A personal view of Knowlton, Quebec, the Eastern Townships most beautiful village.

Remembrance Day in Brome Lake
Read the full story here.

Remembrance day in Lac Brome. At 11 o'clock on November 11th we will stop to remember the brave Canadian soldiers of the past and say prayers for the present-day and future soldiers who sacrifice so much so that we may enjoy freedom. Please show your support by attending the Knowlton Remembrance Day Ceremony in Lac Brome in front of the Knowlton Academy on Victoria Street.

Every year on November 11, Canadians pause in a silent moment of remembrance for the men and women who have served, and continue to serve our country during times of war, conflict and peace. We honour those who fought for Canada in the First World War (1914-1918), the Second World War (1939-1945), and the Korean War (1950-1953), as well as those who have served since then. More than 1,500,000 Canadians have served our country in this way, and more than 100,000 have died. They gave their lives and their futures so that we may live in peace.
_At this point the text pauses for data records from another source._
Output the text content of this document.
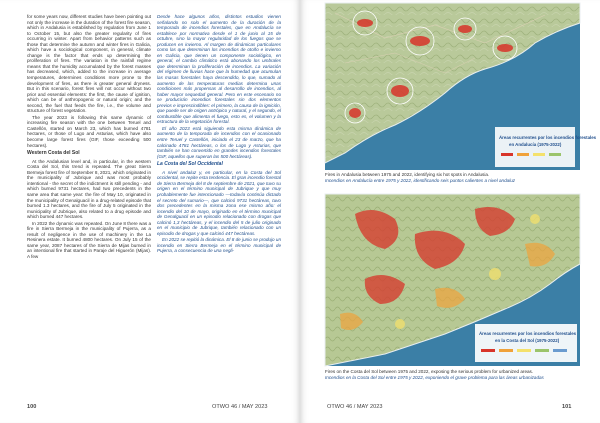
for some years now, different studies have been pointing out not only the increase in the duration of the forest fire season, which in Andalusia is established by regulation from June 1 to October 15, but also the greater regularity of fires occurring in winter. Apart from behavior patterns such as those that determine the autumn and winter fires in Galicia, which have a sociological component, in general, climate change is the factor that ends up determining the proliferation of fires. The variation in the rainfall regime means that the humidity accumulated by the forest masses has decreased, which, added to the increase in average temperatures, determines conditions more prone to the development of fires, as there is greater general dryness. But in this scenario, forest fires will not occur without two prior and essential elements: the first, the cause of ignition, which can be of anthropogenic or natural origin; and the second, the fuel that feeds the fire, i.e., the volume and structure of forest vegetation.

The year 2023 is following this same dynamic of increasing fire season with the one between Teruel and Castellón, started on March 23, which has burned 4781 hectares, or those of Lugo and Asturias, which have also become large forest fires (GIF, those exceeding 500 hectares).

Western Costa del Sol

At the Andalusian level and, in particular, in the western Costa del Sol, this trend is repeated. The great Sierra Bermeja forest fire of September 8, 2021, which originated in the municipality of Jubrique and was most probably intentional - the secret of the indictment is still pending - and which burned 9731 hectares, had two precedents in the same area that same year: the fire of May 10, originated in the municipality of Genalguacil in a drug-related episode that burned 1.3 hectares, and the fire of July 5 originated in the municipality of Jubrique, also related to a drug episode and which burned 447 hectares.

In 2022 the dynamic was repeated. On June 8 there was a fire in Sierra Bermeja in the municipality of Pujerra, as a result of negligence in the use of machinery in the La Resinera estate. It burned 4800 hectares. On July 15 of the same year, 2087 hectares of the Sierra de Mijas burned in an intentional fire that started in Paraje del Higuerón (Mijas). A few

Desde hace algunos años, distintos estudios vienen señalando no solo el aumento de la duración de la temporada de incendios forestales, que en Andalucía se establece por normativa desde el 1 de junio al 15 de octubre, sino la mayor regularidad de los fuegos que se producen en invierno. Al margen de dinámicas particulares como las que determinan los incendios de otoño e invierno en Galicia, que tienen un componente sociológico, en general, el cambio climático está abonando los umbrales que determinan la proliferación de incendios. La variación del régimen de lluvias hace que la humedad que acumulan las masas forestales haya descendido, lo que, sumado al aumento de las temperaturas medias determina unas condiciones más propensas al desarrollo de incendios, al haber mayor sequedad general. Pero en este escenario no se producirán incendios forestales sin dos elementos previos e imprescindibles: el primero, la causa de la ignición, que puede ser de origen antrópico y natural, y el segundo, el combustible que alimenta el fuego, esto es, el volumen y la estructura de la vegetación forestal.

El año 2023 está siguiendo esta misma dinámica de aumento de la temporada de incendios con el ocasionado entre Teruel y Castellón, iniciado el 23 de marzo, que ha calcinado 4781 hectáreas, o los de Lugo y Asturias, que también se han convertido en grandes incendios forestales (GIF, aquellos que superan las 500 hectáreas).

La Costa del Sol Occidental

A nivel andaluz y, en particular, en la Costa del Sol occidental, se repite esta tendencia. El gran incendio forestal de Sierra Bermeja del 8 de septiembre de 2021, que tuvo su origen en el término municipal de Jubrique y que muy probablemente fue intencionado —todavía continúa dictado el secreto del sumario—, que calcinó 9731 hectáreas, tuvo dos precedentes en la misma zona ese mismo año: el incendio del 10 de mayo, originado en el término municipal de Genalguacil en un episodio relacionado con drogas que calcinó 1,3 hectáreas, y el incendio del 5 de julio originado en el municipio de Jubrique, también relacionado con un episodio de drogas y que calcinó 447 hectáreas.

En 2022 se repitió la dinámica. El 8 de junio se produjo un incendio en Sierra Bermeja en el término municipal de Pujerra, a consecuencia de una negli-

100	OTWO 46 / MAY 2023
Áreas recurrentes por los incendios forestales
en Andalucía (1975-2022)
Fires in Andalusia between 1975 and 2022, identifying six hot spots in Andalusia.
Incendios en Andalucía entre 1975 y 2022, identificando seis puntos calientes a nivel andaluz
Áreas recurrentes por los incendios forestales
en la Costa del Sol (1975-2022)
Fires on the Costa del Sol between 1975 and 2022, exposing the serious problem for urbanized areas.
Incendios en la Costa del Sol entre 1975 y 2022, exponiendo el grave problema para las áreas urbanizadas
OTWO 46 / MAY 2023	101
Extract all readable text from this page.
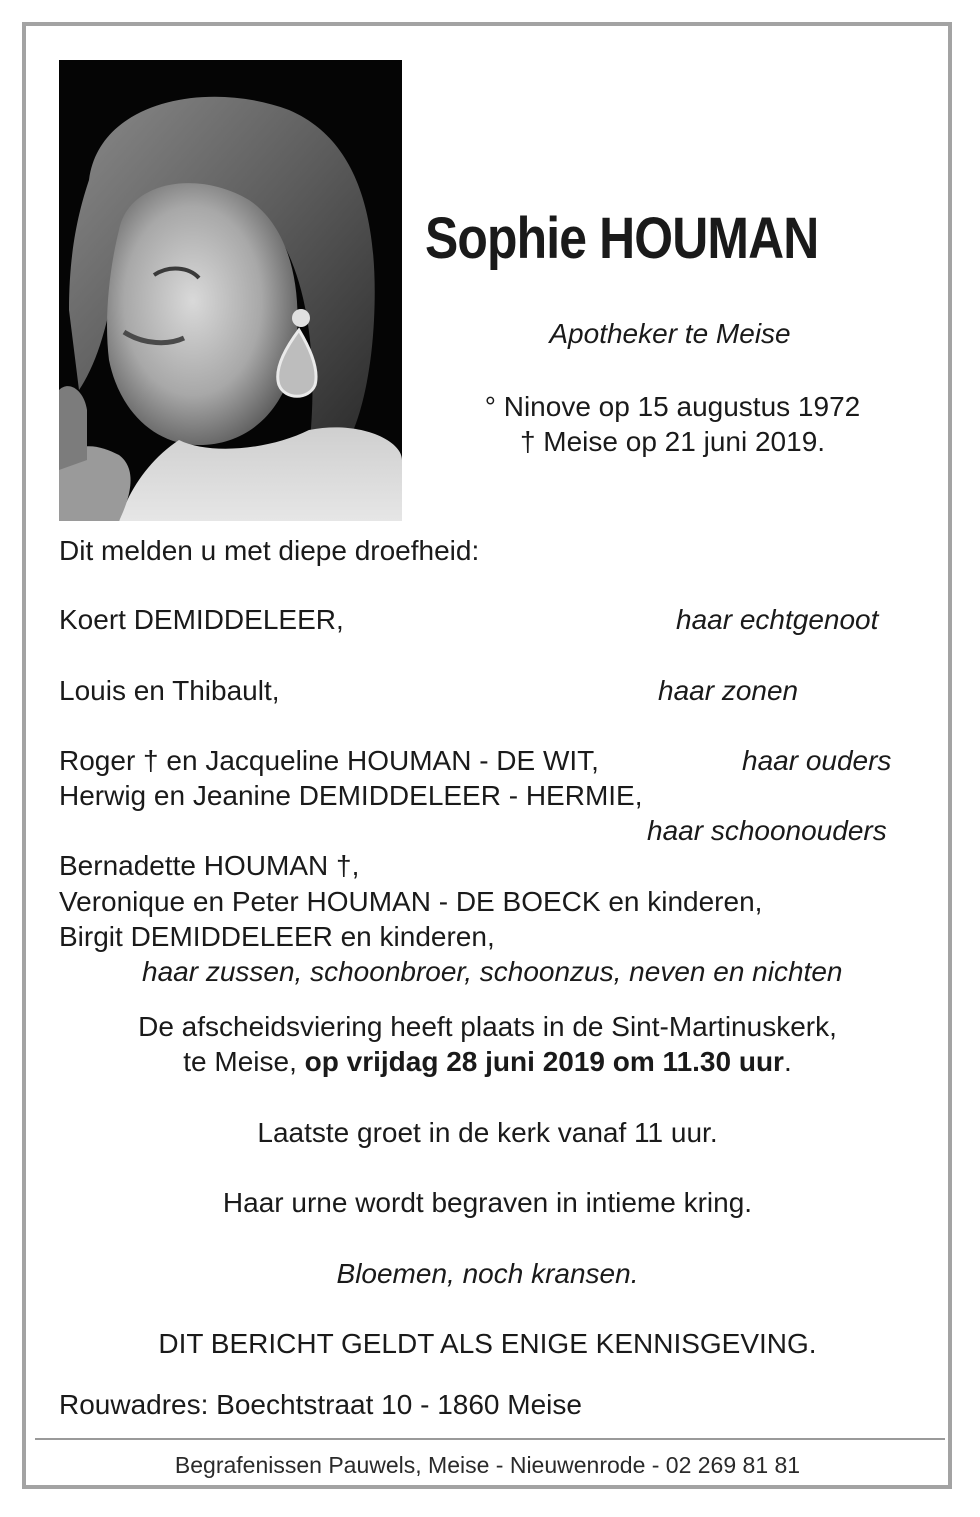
Sophie HOUMAN
Apotheker te Meise
° Ninove op 15 augustus 1972
† Meise op 21 juni 2019.
Dit melden u met diepe droefheid:
Koert DEMIDDELEER,	haar echtgenoot
Louis en Thibault,	haar zonen
Roger † en Jacqueline HOUMAN - DE WIT,	haar ouders
Herwig en Jeanine DEMIDDELEER - HERMIE,
haar schoonouders
Bernadette HOUMAN †,
Veronique en Peter HOUMAN - DE BOECK en kinderen,
Birgit DEMIDDELEER en kinderen,
haar zussen, schoonbroer, schoonzus, neven en nichten
De afscheidsviering heeft plaats in de Sint-Martinuskerk,
te Meise, op vrijdag 28 juni 2019 om 11.30 uur.
Laatste groet in de kerk vanaf 11 uur.
Haar urne wordt begraven in intieme kring.
Bloemen, noch kransen.
DIT BERICHT GELDT ALS ENIGE KENNISGEVING.
Rouwadres: Boechtstraat 10 - 1860 Meise
Begrafenissen Pauwels, Meise - Nieuwenrode - 02 269 81 81
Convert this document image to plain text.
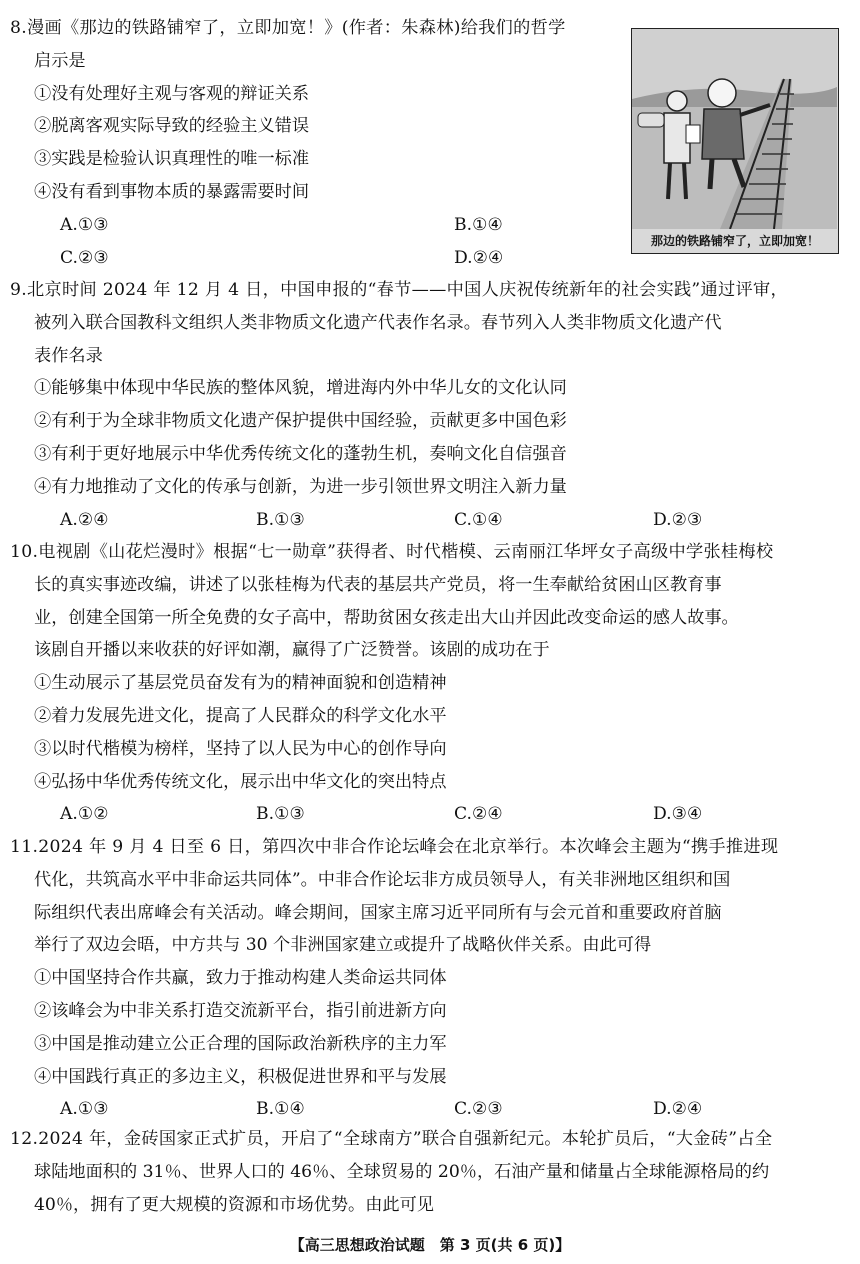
8.漫画《那边的铁路铺窄了，立即加宽！》(作者：朱森林)给我们的哲学
启示是
①没有处理好主观与客观的辩证关系
②脱离客观实际导致的经验主义错误
③实践是检验认识真理性的唯一标准
④没有看到事物本质的暴露需要时间
A.①③	B.①④
C.②③	D.②④
那边的铁路铺窄了，立即加宽！
9.北京时间 2024 年 12 月 4 日，中国申报的“春节——中国人庆祝传统新年的社会实践”通过评审，
被列入联合国教科文组织人类非物质文化遗产代表作名录。春节列入人类非物质文化遗产代
表作名录
①能够集中体现中华民族的整体风貌，增进海内外中华儿女的文化认同
②有利于为全球非物质文化遗产保护提供中国经验，贡献更多中国色彩
③有利于更好地展示中华优秀传统文化的蓬勃生机，奏响文化自信强音
④有力地推动了文化的传承与创新，为进一步引领世界文明注入新力量
A.②④	B.①③	C.①④	D.②③
10.电视剧《山花烂漫时》根据“七一勋章”获得者、时代楷模、云南丽江华坪女子高级中学张桂梅校
长的真实事迹改编，讲述了以张桂梅为代表的基层共产党员，将一生奉献给贫困山区教育事
业，创建全国第一所全免费的女子高中，帮助贫困女孩走出大山并因此改变命运的感人故事。
该剧自开播以来收获的好评如潮，赢得了广泛赞誉。该剧的成功在于
①生动展示了基层党员奋发有为的精神面貌和创造精神
②着力发展先进文化，提高了人民群众的科学文化水平
③以时代楷模为榜样，坚持了以人民为中心的创作导向
④弘扬中华优秀传统文化，展示出中华文化的突出特点
A.①②	B.①③	C.②④	D.③④
11.2024 年 9 月 4 日至 6 日，第四次中非合作论坛峰会在北京举行。本次峰会主题为“携手推进现
代化，共筑高水平中非命运共同体”。中非合作论坛非方成员领导人，有关非洲地区组织和国
际组织代表出席峰会有关活动。峰会期间，国家主席习近平同所有与会元首和重要政府首脑
举行了双边会晤，中方共与 30 个非洲国家建立或提升了战略伙伴关系。由此可得
①中国坚持合作共赢，致力于推动构建人类命运共同体
②该峰会为中非关系打造交流新平台，指引前进新方向
③中国是推动建立公正合理的国际政治新秩序的主力军
④中国践行真正的多边主义，积极促进世界和平与发展
A.①③	B.①④	C.②③	D.②④
12.2024 年，金砖国家正式扩员，开启了“全球南方”联合自强新纪元。本轮扩员后，“大金砖”占全
球陆地面积的 31％、世界人口的 46％、全球贸易的 20％，石油产量和储量占全球能源格局的约
40％，拥有了更大规模的资源和市场优势。由此可见
【高三思想政治试题　第 3 页(共 6 页)】
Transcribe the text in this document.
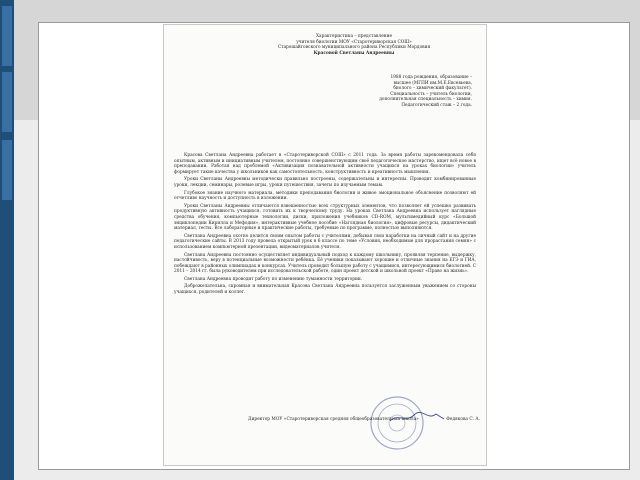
Характеристика – представление
учителя биологии МОУ «Старотериворская СОШ»
Старошайговского муниципального района Республики Мордовия
Красовой Светланы Андреевны
1988 года рождения, образование –
высшее (МГПИ им.М.Е.Евсевьева,
биолого – химический факультет).
Специальность – учитель биологии,
дополнительная специальность – химия.
Педагогический стаж – 2 года.

Красова Светлана Андреевна работает в «Старотериворской СОШ» с 2011 года. За время работы зарекомендовала себя опытным, активным и инициативным учителем, постоянно совершенствующим своё педагогическое мастерство, ищет всё новое в преподавании. Работая над проблемой «Активизация познавательной активности учащихся на уроках биологии» учитель формирует такие качества у школьников как самостоятельность, конструктивность и креативность мышления.

Уроки Светланы Андреевны методически правильно построены, содержательны и интересны. Проводит комбинированные уроки, лекции, семинары, ролевые игры, уроки путешествия, зачеты по изучаемым темам.

Глубокое знание научного материала, методики преподавания биологии и живое эмоциональное объяснение позволяют ей отчетливо научность и доступность в изложении.

Уроки Светланы Андреевны отличаются взвешенностью всех структурных элементов, что позволяет ей успешно развивать продуктивную активность учащихся, готовить их к творческому труду. На уроках Светлана Андреевна использует наглядные средства обучения, компьютерные технологии, диски, приложения учебников CD-ROM, мультимедийный курс «Большой энциклопедии Кирилла и Мефодия», интерактивные учебное пособие «Наглядная биология», цифровые ресурсы, дидактический материал, тесты. Все лабораторные и практические работы, требуемые по программе, полностью выполняются.

Светлана Андреевна охотно делится своим опытом работы с учителями, добывая свои наработки на личный сайт и на другие педагогические сайты. В 2013 году провела открытый урок в 6 классе по теме «Условия, необходимые для прорастания семян» с использованием компьютерной презентации, видеоматериалов учителя.

Светлана Андреевна постоянно осуществляет индивидуальный подход к каждому школьнику, проявляя терпение, выдержку, настойчивость, веру в потенциальные возможности ребёнка. Её ученики показывают хорошие и отличные знания на ЕГЭ и ГИА, побеждают в районных олимпиадах и конкурсах. Учитель проводит большую работу с учащимися, интересующимися биологией. С 2011 – 2014 гг. была руководителем при исследовательской работе, один проект детской и школьной проект «Право на жизнь».

Светлана Андреевна проводит работу по изменению туманности территории.

Доброжелательна, скромная и внимательная Красова Светлана Андреевна пользуется заслуженным уважением со стороны учащихся, родителей и коллег.

Директор МОУ «Старотериворская средняя общеобразовательная школа»	Федякова С. А.
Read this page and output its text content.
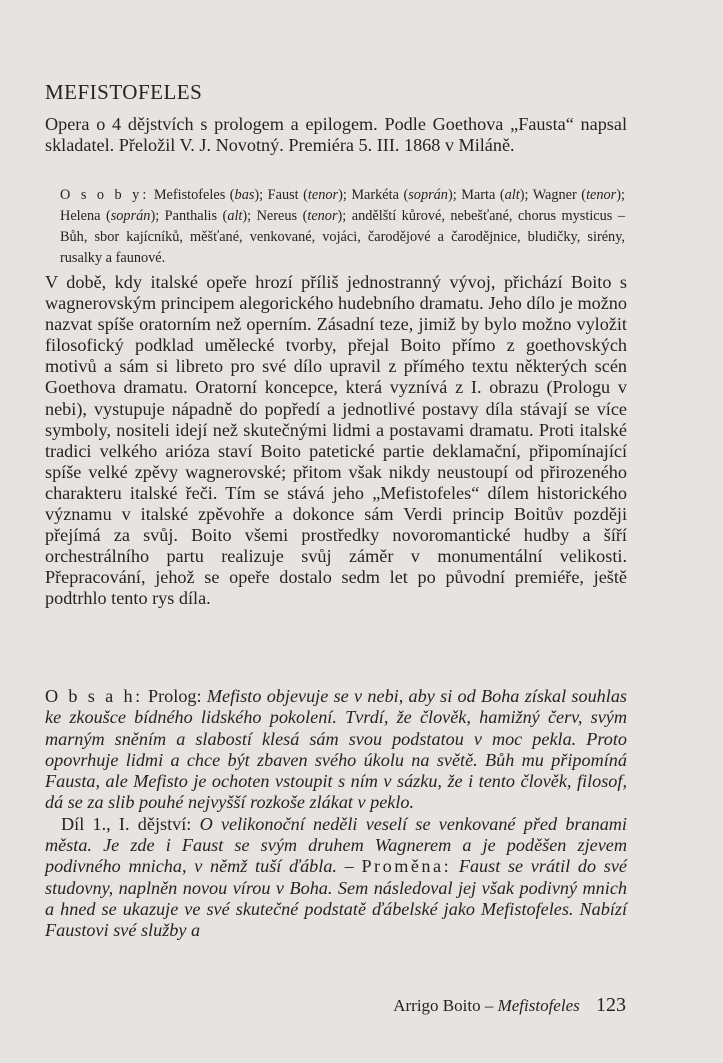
MEFISTOFELES

Opera o 4 dějstvích s prologem a epilogem. Podle Goethova „Fausta“ napsal skladatel. Přeložil V. J. Novotný. Premiéra 5. III. 1868 v Miláně.

O s o b y: Mefistofeles (bas); Faust (tenor); Markéta (soprán); Marta (alt); Wagner (tenor); Helena (soprán); Panthalis (alt); Nereus (tenor); andělští kůrové, nebešťané, chorus mysticus – Bůh, sbor kajícníků, měšťané, venkované, vojáci, čarodějové a čarodějnice, bludičky, sirény, rusalky a faunové.

V době, kdy italské opeře hrozí příliš jednostranný vývoj, přichází Boito s wagnerovským principem alegorického hudebního dramatu. Jeho dílo je možno nazvat spíše oratorním než operním. Zásadní teze, jimiž by bylo možno vyložit filosofický podklad umělecké tvorby, přejal Boito přímo z goethovských motivů a sám si libreto pro své dílo upravil z přímého textu některých scén Goethova dramatu. Oratorní koncepce, která vyznívá z I. obrazu (Prologu v nebi), vystupuje nápadně do popředí a jednotlivé postavy díla stávají se více symboly, nositeli idejí než skutečnými lidmi a postavami dramatu. Proti italské tradici velkého ariózа staví Boito patetické partie deklamační, připomínající spíše velké zpěvy wagnerovské; přitom však nikdy neustoupí od přirozeného charakteru italské řeči. Tím se stává jeho „Mefistofeles“ dílem historického významu v italské zpěvohře a dokonce sám Verdi princip Boitův později přejímá za svůj. Boito všemi prostředky novoromantické hudby a šíří orchestrálního partu realizuje svůj záměr v monumentální velikosti. Přepracování, jehož se opeře dostalo sedm let po původní premiéře, ještě podtrhlo tento rys díla.

O b s a h: Prolog: Mefisto objevuje se v nebi, aby si od Boha získal souhlas ke zkoušce bídného lidského pokolení. Tvrdí, že člověk, hamižný červ, svým marným sněním a slabostí klesá sám svou podstatou v moc pekla. Proto opovrhuje lidmi a chce být zbaven svého úkolu na světě. Bůh mu připomíná Fausta, ale Mefisto je ochoten vstoupit s ním v sázku, že i tento člověk, filosof, dá se za slib pouhé nejvyšší rozkoše zlákat v peklo.

Díl 1., I. dějství: O velikonoční neděli veselí se venkované před branami města. Je zde i Faust se svým druhem Wagnerem a je poděšen zjevem podivného mnicha, v němž tuší ďábla. – Proměna: Faust se vrátil do své studovny, naplněn novou vírou v Boha. Sem následoval jej však podivný mnich a hned se ukazuje ve své skutečné podstatě ďábelské jako Mefistofeles. Nabízí Faustovi své služby a

Arrigo Boito – Mefistofeles 123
Looking back at the ceremony held in Knowlton, we can can appreciate the respect that is shown by our community towards the courageous men and women who have help shape this great country. These pictures and thoughts are from 2007:

The flags were saluted as we gathered at the memorial to remember our soldiers.The Knowlton band played, prayers were read as heads were bowed, and tears welled in our eyes as the lone trumpet's piercing notes helped pay tribute to the brave men and women of Brome County who have given so much in the service of their country.

It was a lovely ceremony and we were fortunate that the weather co-operated as a huge crowd converged on the greens of Knowlton Academy around 10 am. Poppies were pinned to every lapel and the atmosphere was austere.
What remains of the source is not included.